Senior gardaí welcome inquiry into whistleblower controversy

Garda officers say McCabe tribunal will give the force a chance to air its account of events

Garda Commissioner Nóirín O’Sullivan has told a Policing Authority hearing that the forthcoming tribunal of inquiry would ‘deal in facts, not sides’. Photograph: Dara Mac Donaill

Garda Commissioner Nóirín O’Sullivan has told a Policing Authority hearing that the forthcoming tribunal of inquiry would ‘deal in facts, not sides’. Photograph: Dara Mac Donaill

 

The tribunal of inquiry into the Garda whistleblower controversy will give the force a chance to air its account of events and end the frustration of not being able to comment, some of its most senior officers have said.

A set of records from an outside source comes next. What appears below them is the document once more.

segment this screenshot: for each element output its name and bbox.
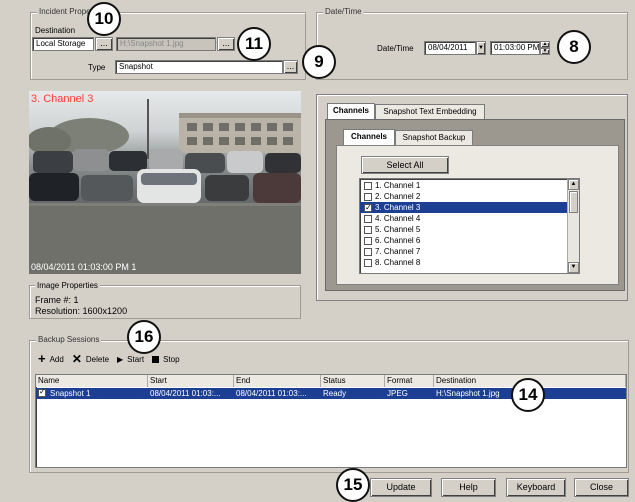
callout-16: 16 [127,320,161,354]
destination-field[interactable]: Local Storage [32,37,94,51]
channel-checkbox[interactable] [364,236,372,245]
callout-8: 8 [557,30,591,64]
channel-list-item[interactable]: 6. Channel 6 [360,235,567,246]
tab-snapshot-text-embedding[interactable]: Snapshot Text Embedding [375,104,485,119]
inner-tab-snapshot-backup[interactable]: Snapshot Backup [395,130,473,145]
destination-browse-button[interactable]: ... [95,37,113,51]
table-cell-status: Ready [323,389,347,398]
start-button[interactable]: Start [127,355,144,364]
date-dropdown-button[interactable]: ▼ [476,41,486,55]
help-button[interactable]: Help [441,478,496,497]
datetime-label: Date/Time [377,44,414,53]
column-header[interactable]: Status [321,375,385,387]
channel-checkbox[interactable] [364,202,372,213]
channel-label: 3. Channel 3 [375,203,421,212]
image-properties-title: Image Properties [35,281,100,290]
type-label: Type [88,63,106,72]
channel-list-item[interactable]: 4. Channel 4 [360,213,567,224]
backup-toolbar: + Add ✕ Delete ▶ Start Stop [38,352,180,366]
channel-list-item[interactable]: 7. Channel 7 [360,246,567,257]
column-header[interactable]: Format [385,375,434,387]
row-checkbox[interactable] [38,387,46,397]
parking-lot-image [29,99,301,274]
channel-list-item[interactable]: 5. Channel 5 [360,224,567,235]
resolution: Resolution: 1600x1200 [35,306,128,316]
table-cell-format: JPEG [387,389,408,398]
callout-10: 10 [87,2,121,36]
channel-checkbox[interactable] [364,258,372,267]
channel-label: 4. Channel 4 [375,214,421,223]
select-all-button[interactable]: Select All [361,156,449,174]
camera-view: 3. Channel 3 08/04/2011 01:03:00 PM 1 [29,91,301,274]
camera-timestamp: 08/04/2011 01:03:00 PM 1 [31,262,137,272]
add-button[interactable]: Add [50,355,64,364]
update-button[interactable]: Update [370,478,432,497]
delete-icon[interactable]: ✕ [72,353,82,365]
table-cell-name: Snapshot 1 [50,389,91,398]
frame-number: Frame #: 1 [35,295,79,305]
channel-label: 7. Channel 7 [375,247,421,256]
scroll-down-button[interactable]: ▼ [568,262,579,273]
stop-icon[interactable] [152,355,160,363]
callout-15: 15 [336,468,370,502]
time-up-button[interactable]: ▲ [540,41,550,48]
inner-tab-channels[interactable]: Channels [343,129,395,145]
channel-checkbox[interactable] [364,181,372,190]
channel-list-item[interactable]: 3. Channel 3 [360,202,567,213]
table-cell-end: 08/04/2011 01:03:... [236,389,307,398]
table-cell-start: 08/04/2011 01:03:... [150,389,221,398]
scroll-up-button[interactable]: ▲ [568,179,579,190]
incident-properties-title: Incident Prope [37,7,93,16]
callout-9: 9 [302,45,336,79]
channel-list-items: 1. Channel 1 2. Channel 2 3. Channel 3 4. C… [360,180,567,268]
channel-checkbox[interactable] [364,192,372,201]
channel-label: 8. Channel 8 [375,258,421,267]
channel-checkbox[interactable] [364,247,372,256]
scroll-thumb[interactable] [569,191,578,213]
close-button[interactable]: Close [574,478,629,497]
stop-button[interactable]: Stop [163,355,179,364]
date-field[interactable]: 08/04/2011 [424,41,476,55]
channel-list-scrollbar[interactable]: ▲ ▼ [567,179,579,273]
destination-label: Destination [35,26,76,35]
add-icon[interactable]: + [38,352,46,365]
column-header[interactable]: Start [148,375,234,387]
keyboard-button[interactable]: Keyboard [506,478,566,497]
time-field[interactable]: 01:03:00 PM [490,41,540,55]
channel-list-item[interactable]: 1. Channel 1 [360,180,567,191]
type-field[interactable]: Snapshot [115,60,283,74]
column-header[interactable]: Name [36,375,148,387]
channel-list: 1. Channel 1 2. Channel 2 3. Channel 3 4. C… [359,178,580,274]
delete-button[interactable]: Delete [86,355,109,364]
backup-sessions-title: Backup Sessions [36,335,102,344]
callout-11: 11 [237,27,271,61]
type-browse-button[interactable]: ... [283,60,298,74]
channel-checkbox[interactable] [364,225,372,234]
start-icon[interactable]: ▶ [117,355,123,364]
path-browse-button[interactable]: ... [217,37,235,51]
tab-channels[interactable]: Channels [327,103,375,119]
time-down-button[interactable]: ▼ [540,48,550,55]
callout-14: 14 [511,378,545,412]
channel-label: 1. Channel 1 [375,181,421,190]
column-header[interactable]: End [234,375,321,387]
datetime-title: Date/Time [323,7,364,16]
channel-label: 6. Channel 6 [375,236,421,245]
channel-list-item[interactable]: 2. Channel 2 [360,191,567,202]
channel-label: 5. Channel 5 [375,225,421,234]
channel-list-item[interactable]: 8. Channel 8 [360,257,567,268]
camera-title: 3. Channel 3 [31,93,94,105]
path-field: H:\Snapshot 1.jpg [116,37,216,51]
channel-label: 2. Channel 2 [375,192,421,201]
channel-checkbox[interactable] [364,214,372,223]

In a sign that the Garda sees the creation of a public inquiry as of real value to it, Garda Commissioner Nóirín O’Sullivan told a public hearing of the Policing Authority that the inquiry would “deal in facts, not sides”.

The Policing Authority is an independent body which oversees the work of the Garda.

The Charleton tribunal will examine whether there was a smear campaign against Garda whistleblower Sgt Maurice McCabe.

Assistant Commissioner Eugene Corcoran said much of the commentary to date had emerged in an environment where the Garda was “totally restricted” in how it might respond.

He said the tribunal would improve that situation as well as boosting confidence and morale.

Assistant Commissioner John O’Driscoll said there was “a frustration that there was another view of events that has not been aired yet”.

There are “two sides to any story”, he said.

‘Dent in confidence’

There was “great reassurance” among Garda personnel that the inquiry was public and there would be a chance to provide information, he said.

“And bearing in mind, they know this information but they just cannot impart their knowledge of particular events without having a forum such as the public inquiry.

“So I believe that as time progresses and as the inquiry is taking place . . . any dent in confidence will be restored.

“It’s a bit like listening to the defence side of a criminal trial and walking out and having a vote on whether you believe the person is guilty or not without ever listening to the other side of the equation.

“And you will always get a certain view of events in those circumstances.

“So I think people are very much reassured that all the information will come out and will be dealt with in what everyone seems to be believe will be a fair manner by the honourable Judge [Peter] Charleton.”

One of the members of the authority, Maureen Lynot, urged the senior management team to “be careful not to go into group-think”.